I sat down and started thinking about everything that I’d done server-side recently, to try and determine what I possibly could have screwed up. The only thing that came to mind was that I had recently removed a website that I’d been hosting for some other people. Turns out, the database server was lumped under that name.
My first fear was that in using the auto removal tool for that website, I had taken out not only the database for this site (no big loss, not much here) but also the database for subter (which has quite a bit of quality writing on it). I jumped into the database server and lo, the databases were still there. It wasn’t my fault, or so it seemed.

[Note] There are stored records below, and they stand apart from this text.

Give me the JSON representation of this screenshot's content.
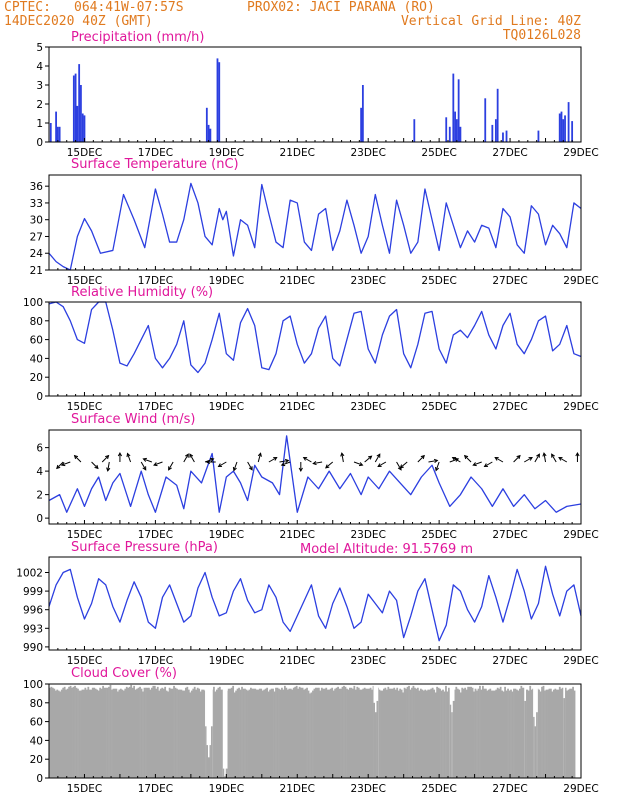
{
  "header": {
    "source": "CPTEC:",
    "coords": "064:41W-07:57S",
    "station": "PROX02: JACI PARANA (RO)",
    "run": "14DEC2020 40Z (GMT)",
    "grid_note": "Vertical Grid Line: 40Z",
    "model": "TQ0126L028"
  },
  "colors": {
    "header": "#e07a1f",
    "title": "#e0179b",
    "series": "#2c3fe0",
    "cloud": "#a8a8a8"
  },
  "chart_data": [
    {
      "type": "bar",
      "title": "Precipitation (mm/h)",
      "ylim": [
        0,
        5
      ],
      "yticks": [
        0,
        1,
        2,
        3,
        4,
        5
      ],
      "xlim": [
        14.0,
        29.0
      ],
      "xticks": [
        15,
        17,
        19,
        21,
        23,
        25,
        27,
        29
      ],
      "xticklabels": [
        "15DEC",
        "17DEC",
        "19DEC",
        "21DEC",
        "23DEC",
        "25DEC",
        "27DEC",
        "29DEC"
      ],
      "x": [
        14.05,
        14.2,
        14.25,
        14.3,
        14.7,
        14.75,
        14.8,
        14.85,
        14.9,
        14.95,
        15.0,
        18.45,
        18.5,
        18.55,
        18.75,
        18.8,
        22.8,
        22.85,
        24.3,
        25.2,
        25.3,
        25.4,
        25.45,
        25.5,
        25.55,
        25.6,
        26.3,
        26.5,
        26.6,
        26.65,
        26.8,
        26.9,
        27.8,
        28.4,
        28.45,
        28.5,
        28.55,
        28.65,
        28.75
      ],
      "values": [
        1.0,
        1.6,
        0.8,
        0.8,
        3.5,
        3.6,
        1.9,
        4.1,
        3.0,
        1.5,
        1.4,
        1.8,
        0.9,
        0.7,
        4.4,
        4.2,
        1.8,
        3.0,
        1.2,
        1.3,
        0.8,
        3.6,
        1.6,
        1.2,
        3.3,
        0.8,
        2.3,
        0.9,
        1.2,
        2.8,
        0.5,
        0.6,
        0.6,
        1.5,
        1.6,
        1.2,
        1.4,
        2.1,
        1.1
      ]
    },
    {
      "type": "line",
      "title": "Surface Temperature (nC)",
      "ylim": [
        21,
        38
      ],
      "yticks": [
        21,
        24,
        27,
        30,
        33,
        36
      ],
      "xlim": [
        14.0,
        29.0
      ],
      "xticks": [
        15,
        17,
        19,
        21,
        23,
        25,
        27,
        29
      ],
      "xticklabels": [
        "15DEC",
        "17DEC",
        "19DEC",
        "21DEC",
        "23DEC",
        "25DEC",
        "27DEC",
        "29DEC"
      ],
      "x": [
        14.0,
        14.2,
        14.4,
        14.6,
        14.8,
        15.0,
        15.2,
        15.45,
        15.8,
        16.1,
        16.4,
        16.7,
        17.0,
        17.2,
        17.4,
        17.6,
        17.8,
        18.0,
        18.2,
        18.4,
        18.6,
        18.8,
        18.9,
        19.0,
        19.2,
        19.4,
        19.6,
        19.8,
        20.0,
        20.2,
        20.4,
        20.6,
        20.8,
        21.0,
        21.2,
        21.4,
        21.6,
        21.8,
        22.0,
        22.2,
        22.4,
        22.6,
        22.8,
        23.0,
        23.2,
        23.4,
        23.6,
        23.8,
        24.0,
        24.2,
        24.4,
        24.6,
        24.8,
        25.0,
        25.2,
        25.4,
        25.6,
        25.8,
        26.0,
        26.2,
        26.4,
        26.6,
        26.8,
        27.0,
        27.2,
        27.4,
        27.6,
        27.8,
        28.0,
        28.2,
        28.4,
        28.6,
        28.8,
        29.0
      ],
      "values": [
        24.0,
        22.5,
        21.6,
        21.0,
        27.0,
        30.2,
        28.0,
        24.0,
        24.5,
        34.5,
        30.0,
        25.0,
        35.5,
        31.0,
        26.0,
        26.0,
        30.0,
        36.5,
        33.0,
        27.0,
        25.5,
        32.0,
        30.0,
        31.5,
        23.5,
        30.0,
        29.0,
        25.0,
        36.3,
        31.0,
        26.0,
        25.0,
        33.5,
        33.0,
        26.0,
        24.5,
        31.0,
        32.0,
        24.5,
        28.0,
        33.5,
        29.0,
        24.0,
        27.0,
        34.5,
        29.0,
        24.0,
        33.5,
        29.0,
        24.0,
        26.0,
        35.5,
        30.0,
        24.5,
        33.0,
        29.0,
        25.0,
        28.0,
        26.0,
        29.0,
        28.5,
        25.0,
        32.0,
        30.5,
        25.5,
        24.0,
        32.5,
        31.0,
        25.5,
        29.0,
        27.5,
        25.0,
        33.0,
        32.0
      ]
    },
    {
      "type": "line",
      "title": "Relative Humidity (%)",
      "ylim": [
        0,
        100
      ],
      "yticks": [
        0,
        20,
        40,
        60,
        80,
        100
      ],
      "xlim": [
        14.0,
        29.0
      ],
      "xticks": [
        15,
        17,
        19,
        21,
        23,
        25,
        27,
        29
      ],
      "xticklabels": [
        "15DEC",
        "17DEC",
        "19DEC",
        "21DEC",
        "23DEC",
        "25DEC",
        "27DEC",
        "29DEC"
      ],
      "x": [
        14.0,
        14.2,
        14.4,
        14.6,
        14.8,
        15.0,
        15.2,
        15.4,
        15.6,
        15.8,
        16.0,
        16.2,
        16.4,
        16.6,
        16.8,
        17.0,
        17.2,
        17.4,
        17.6,
        17.8,
        18.0,
        18.2,
        18.4,
        18.6,
        18.8,
        19.0,
        19.2,
        19.4,
        19.6,
        19.8,
        20.0,
        20.2,
        20.4,
        20.6,
        20.8,
        21.0,
        21.2,
        21.4,
        21.6,
        21.8,
        22.0,
        22.2,
        22.4,
        22.6,
        22.8,
        23.0,
        23.2,
        23.4,
        23.6,
        23.8,
        24.0,
        24.2,
        24.4,
        24.6,
        24.8,
        25.0,
        25.2,
        25.4,
        25.6,
        25.8,
        26.0,
        26.2,
        26.4,
        26.6,
        26.8,
        27.0,
        27.2,
        27.4,
        27.6,
        27.8,
        28.0,
        28.2,
        28.4,
        28.6,
        28.8,
        29.0
      ],
      "values": [
        98.0,
        100.0,
        95.0,
        80.0,
        60.0,
        56.0,
        92.0,
        100.0,
        100.0,
        70.0,
        35.0,
        32.0,
        45.0,
        60.0,
        75.0,
        40.0,
        30.0,
        40.0,
        55.0,
        80.0,
        33.0,
        25.0,
        35.0,
        60.0,
        88.0,
        45.0,
        38.0,
        78.0,
        93.0,
        75.0,
        30.0,
        28.0,
        45.0,
        80.0,
        85.0,
        55.0,
        35.0,
        45.0,
        72.0,
        85.0,
        40.0,
        32.0,
        60.0,
        88.0,
        90.0,
        50.0,
        35.0,
        65.0,
        85.0,
        92.0,
        45.0,
        30.0,
        55.0,
        88.0,
        90.0,
        50.0,
        35.0,
        65.0,
        70.0,
        62.0,
        75.0,
        90.0,
        65.0,
        50.0,
        75.0,
        88.0,
        55.0,
        45.0,
        60.0,
        80.0,
        85.0,
        48.0,
        55.0,
        75.0,
        45.0,
        42.0
      ]
    },
    {
      "type": "line",
      "title": "Surface Wind (m/s)",
      "ylim": [
        -0.5,
        7.5
      ],
      "yticks": [
        0,
        2,
        4,
        6
      ],
      "xlim": [
        14.0,
        29.0
      ],
      "xticks": [
        15,
        17,
        19,
        21,
        23,
        25,
        27,
        29
      ],
      "xticklabels": [
        "15DEC",
        "17DEC",
        "19DEC",
        "21DEC",
        "23DEC",
        "25DEC",
        "27DEC",
        "29DEC"
      ],
      "x": [
        14.0,
        14.3,
        14.5,
        14.8,
        15.0,
        15.2,
        15.4,
        15.6,
        15.8,
        16.0,
        16.3,
        16.6,
        16.8,
        17.0,
        17.3,
        17.6,
        17.8,
        18.0,
        18.3,
        18.6,
        18.8,
        19.0,
        19.2,
        19.4,
        19.6,
        19.8,
        20.0,
        20.3,
        20.5,
        20.7,
        21.0,
        21.3,
        21.6,
        21.9,
        22.2,
        22.5,
        22.8,
        23.0,
        23.3,
        23.6,
        23.9,
        24.2,
        24.5,
        24.8,
        25.0,
        25.3,
        25.6,
        25.9,
        26.2,
        26.5,
        26.8,
        27.1,
        27.4,
        27.7,
        28.0,
        28.3,
        28.6,
        29.0
      ],
      "values": [
        1.5,
        2.0,
        0.5,
        2.5,
        1.0,
        2.5,
        3.5,
        1.5,
        3.0,
        3.8,
        1.0,
        4.0,
        2.0,
        0.5,
        3.5,
        2.8,
        0.8,
        4.0,
        3.0,
        5.5,
        0.5,
        3.5,
        4.0,
        3.0,
        1.5,
        4.5,
        3.5,
        3.0,
        2.0,
        7.0,
        0.5,
        3.5,
        2.5,
        4.0,
        2.5,
        3.8,
        2.0,
        3.5,
        2.5,
        4.0,
        3.0,
        2.0,
        3.5,
        4.5,
        3.0,
        1.0,
        2.0,
        3.5,
        2.5,
        1.0,
        2.5,
        1.0,
        2.0,
        0.8,
        1.5,
        0.5,
        1.0,
        1.2
      ],
      "vector_x": [
        14.4,
        14.6,
        14.9,
        15.2,
        15.5,
        15.7,
        16.0,
        16.3,
        16.6,
        16.9,
        17.2,
        17.5,
        17.8,
        18.1,
        18.4,
        18.7,
        19.0,
        19.3,
        19.6,
        19.9,
        20.2,
        20.5,
        20.8,
        21.1,
        21.4,
        21.7,
        22.0,
        22.3,
        22.6,
        22.9,
        23.2,
        23.5,
        23.8,
        24.1,
        24.4,
        24.7,
        25.0,
        25.3,
        25.6,
        25.9,
        26.2,
        26.5,
        26.8,
        27.1,
        27.4,
        27.7,
        28.0,
        28.3,
        28.6,
        28.9
      ],
      "vector_angle_deg": [
        225,
        200,
        135,
        315,
        45,
        260,
        90,
        110,
        300,
        160,
        200,
        240,
        60,
        120,
        20,
        180,
        210,
        250,
        300,
        75,
        30,
        10,
        200,
        270,
        150,
        190,
        220,
        100,
        340,
        40,
        60,
        210,
        300,
        220,
        45,
        10,
        250,
        20,
        150,
        135,
        200,
        210,
        150,
        45,
        30,
        60,
        100,
        120,
        150,
        90
      ]
    },
    {
      "type": "line",
      "title": "Surface Pressure (hPa)",
      "annotation": "Model Altitude: 91.5769 m",
      "ylim": [
        989.5,
        1004.5
      ],
      "yticks": [
        990,
        993,
        996,
        999,
        1002
      ],
      "xlim": [
        14.0,
        29.0
      ],
      "xticks": [
        15,
        17,
        19,
        21,
        23,
        25,
        27,
        29
      ],
      "xticklabels": [
        "15DEC",
        "17DEC",
        "19DEC",
        "21DEC",
        "23DEC",
        "25DEC",
        "27DEC",
        "29DEC"
      ],
      "x": [
        14.0,
        14.2,
        14.4,
        14.6,
        14.8,
        15.0,
        15.2,
        15.4,
        15.6,
        15.8,
        16.0,
        16.2,
        16.4,
        16.6,
        16.8,
        17.0,
        17.2,
        17.4,
        17.6,
        17.8,
        18.0,
        18.2,
        18.4,
        18.6,
        18.8,
        19.0,
        19.2,
        19.4,
        19.6,
        19.8,
        20.0,
        20.2,
        20.4,
        20.6,
        20.8,
        21.0,
        21.2,
        21.4,
        21.6,
        21.8,
        22.0,
        22.2,
        22.4,
        22.6,
        22.8,
        23.0,
        23.2,
        23.4,
        23.6,
        23.8,
        24.0,
        24.2,
        24.4,
        24.6,
        24.8,
        25.0,
        25.2,
        25.4,
        25.6,
        25.8,
        26.0,
        26.2,
        26.4,
        26.6,
        26.8,
        27.0,
        27.2,
        27.4,
        27.6,
        27.8,
        28.0,
        28.2,
        28.4,
        28.6,
        28.8,
        29.0
      ],
      "values": [
        996.5,
        1000.0,
        1002.0,
        1002.5,
        998.0,
        994.5,
        997.0,
        1001.0,
        1000.0,
        996.5,
        994.0,
        997.5,
        1000.5,
        998.0,
        994.0,
        993.0,
        998.0,
        1000.0,
        997.0,
        994.0,
        995.0,
        999.5,
        1002.0,
        998.0,
        995.0,
        995.5,
        999.0,
        1001.0,
        997.5,
        995.5,
        996.0,
        1000.0,
        998.0,
        994.0,
        992.5,
        995.0,
        997.5,
        1000.0,
        995.0,
        993.0,
        997.0,
        999.5,
        996.5,
        993.0,
        994.0,
        998.5,
        997.0,
        995.5,
        999.0,
        997.5,
        991.5,
        995.0,
        999.0,
        1001.0,
        996.0,
        991.0,
        993.5,
        1000.0,
        999.0,
        996.0,
        994.0,
        996.5,
        1001.5,
        998.0,
        994.0,
        998.0,
        1002.5,
        999.0,
        994.5,
        997.0,
        1003.0,
        998.5,
        995.0,
        999.0,
        1000.0,
        995.0
      ]
    },
    {
      "type": "bar",
      "title": "Cloud Cover (%)",
      "ylim": [
        0,
        100
      ],
      "yticks": [
        0,
        20,
        40,
        60,
        80,
        100
      ],
      "xlim": [
        14.0,
        29.0
      ],
      "xticks": [
        15,
        17,
        19,
        21,
        23,
        25,
        27,
        29
      ],
      "xticklabels": [
        "15DEC",
        "17DEC",
        "19DEC",
        "21DEC",
        "23DEC",
        "25DEC",
        "27DEC",
        "29DEC"
      ],
      "x_step": 0.04167,
      "values": [
        96,
        97,
        96,
        95,
        93,
        94,
        93,
        92,
        94,
        96,
        97,
        94,
        95,
        97,
        98,
        96,
        97,
        98,
        96,
        95,
        93,
        93,
        94,
        94,
        96,
        94,
        97,
        94,
        94,
        96,
        96,
        95,
        94,
        93,
        96,
        95,
        98,
        96,
        96,
        96,
        97,
        99,
        94,
        95,
        95,
        95,
        92,
        94,
        95,
        94,
        93,
        95,
        97,
        96,
        97,
        99,
        96,
        98,
        94,
        95,
        96,
        97,
        95,
        92,
        96,
        96,
        96,
        96,
        94,
        96,
        98,
        98,
        95,
        97,
        93,
        95,
        96,
        95,
        97,
        93,
        92,
        96,
        95,
        95,
        98,
        96,
        95,
        94,
        94,
        94,
        93,
        93,
        96,
        97,
        94,
        91,
        93,
        95,
        97,
        94,
        96,
        95,
        92,
        94,
        94,
        93,
        92,
        95,
        93,
        96,
        94,
        97,
        92,
        94,
        96,
        97,
        94,
        94,
        97,
        91,
        93,
        95,
        95,
        96,
        98,
        91,
        93,
        95,
        96,
        94,
        97,
        95,
        95,
        94,
        93,
        94,
        96,
        95,
        95,
        95,
        94,
        94,
        95,
        95,
        93,
        94,
        95,
        96,
        92,
        94,
        95,
        95,
        92,
        96,
        96,
        95,
        94,
        96,
        94,
        98,
        96,
        94,
        95,
        95,
        94,
        96,
        97,
        98,
        95,
        97,
        96,
        96,
        94,
        95,
        96,
        93,
        90,
        91,
        93,
        95,
        96,
        96,
        96,
        93,
        96,
        95,
        95,
        96,
        94,
        94,
        95,
        96,
        93,
        95,
        96,
        97,
        95,
        95,
        97,
        98,
        97,
        95,
        94,
        96,
        96,
        95,
        98,
        94,
        97,
        96,
        94,
        94,
        95,
        96,
        95,
        95,
        95,
        96,
        94,
        98,
        92,
        96,
        96,
        94,
        93,
        93,
        95,
        96,
        94,
        97,
        95,
        95,
        95,
        96,
        94,
        96,
        93,
        95,
        94,
        91,
        96,
        95,
        97,
        98,
        94,
        96,
        98,
        96,
        95,
        96,
        93,
        95,
        94,
        93,
        94,
        93,
        94,
        94,
        95,
        96,
        94,
        91,
        97,
        96,
        95,
        93,
        94,
        92,
        98,
        92,
        96,
        94,
        95,
        96,
        94,
        97,
        95,
        94,
        91,
        96,
        95,
        96,
        94,
        97,
        97,
        97,
        96,
        92,
        95,
        93,
        95,
        98,
        94,
        98,
        95,
        95,
        93,
        94,
        95,
        93,
        93,
        93,
        94,
        96,
        95,
        97,
        93,
        92,
        97,
        93,
        95,
        93,
        94,
        92,
        95,
        95,
        94,
        93,
        95,
        98,
        96,
        96,
        94,
        94,
        93,
        98,
        94,
        95,
        93,
        95,
        95,
        94,
        92,
        97,
        98,
        93,
        94,
        94,
        95,
        95,
        92,
        94,
        95,
        94,
        94,
        97,
        95,
        96,
        96,
        96,
        93,
        94,
        95,
        95,
        97,
        93
      ],
      "dips": [
        {
          "x": 18.4,
          "values": [
            55,
            35,
            22,
            35,
            55
          ]
        },
        {
          "x": 18.9,
          "values": [
            10,
            2,
            10
          ]
        },
        {
          "x": 23.15,
          "values": [
            80,
            70,
            82
          ]
        },
        {
          "x": 25.3,
          "values": [
            78,
            70,
            82
          ]
        },
        {
          "x": 27.4,
          "values": [
            82
          ]
        },
        {
          "x": 27.65,
          "values": [
            65,
            55,
            70
          ]
        },
        {
          "x": 28.5,
          "values": [
            85
          ]
        }
      ]
    }
  ]
}
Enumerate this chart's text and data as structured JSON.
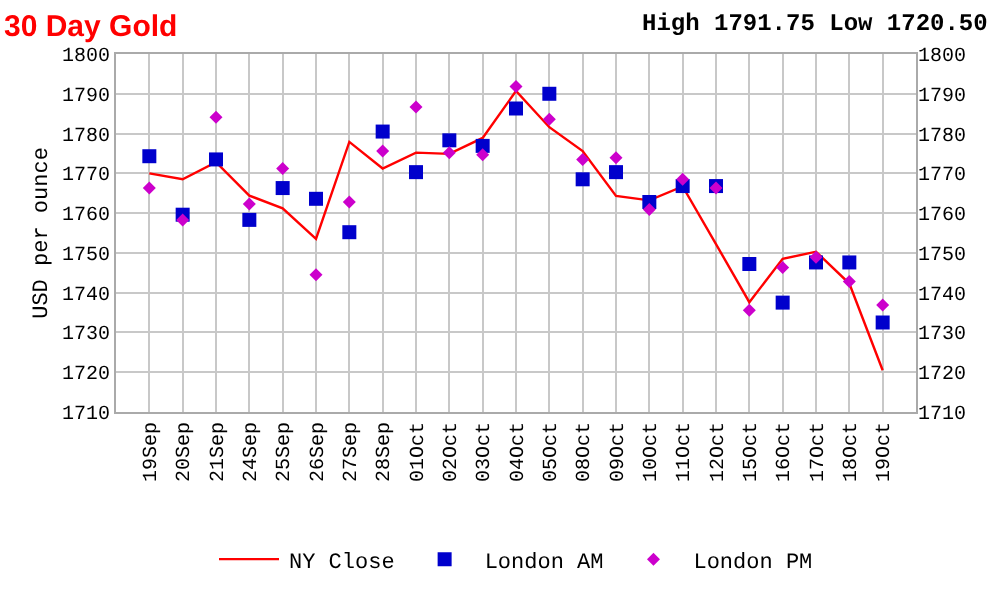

I started banging out a rather angry email to my hosts about how a pair of my websites had been offline for close to 60 hours now when I started thinking about DNS. You see, I started this saying at the hosting company I worked for, “DNS is magic.” The saying stuck because, for all intents and purposes, it is. The process is completely transparent to not only the end user, but frequently the users in the middle. I realized that the hostname for my sites’ respective databases included the domain name that I had recently stopped hosting. Common sense snuck in – if I were a host, and someone stopped hosting a domain with me, I’d strip that domain name from the local DNS system instantly.
I found a second database hostname for my websites, chanced them out in the CMS’s configuration file and a chorus of angels opened up above.
The sites were saved…and then the squirrels attacked.








Bradley Robb likes TV and books, and has an intense dislike for cinnamon. Once, Bradley stopped a Soviet T-60 with his middle finger. Bradley writes speculative fiction and edits Fiction Matters, and never really got the hang of talking about himself in the third person.
DNS IS magic. It’s true.
Congrats on being a stupid customer for the first time :P. Makes one re-evaluate quick judging some of our customers.
Congrats on figuring it out — I’m sure I wouldn’t have!
Call me up sometime. I love roadtrips, can pretend to be 21, and we’ll hit the bars.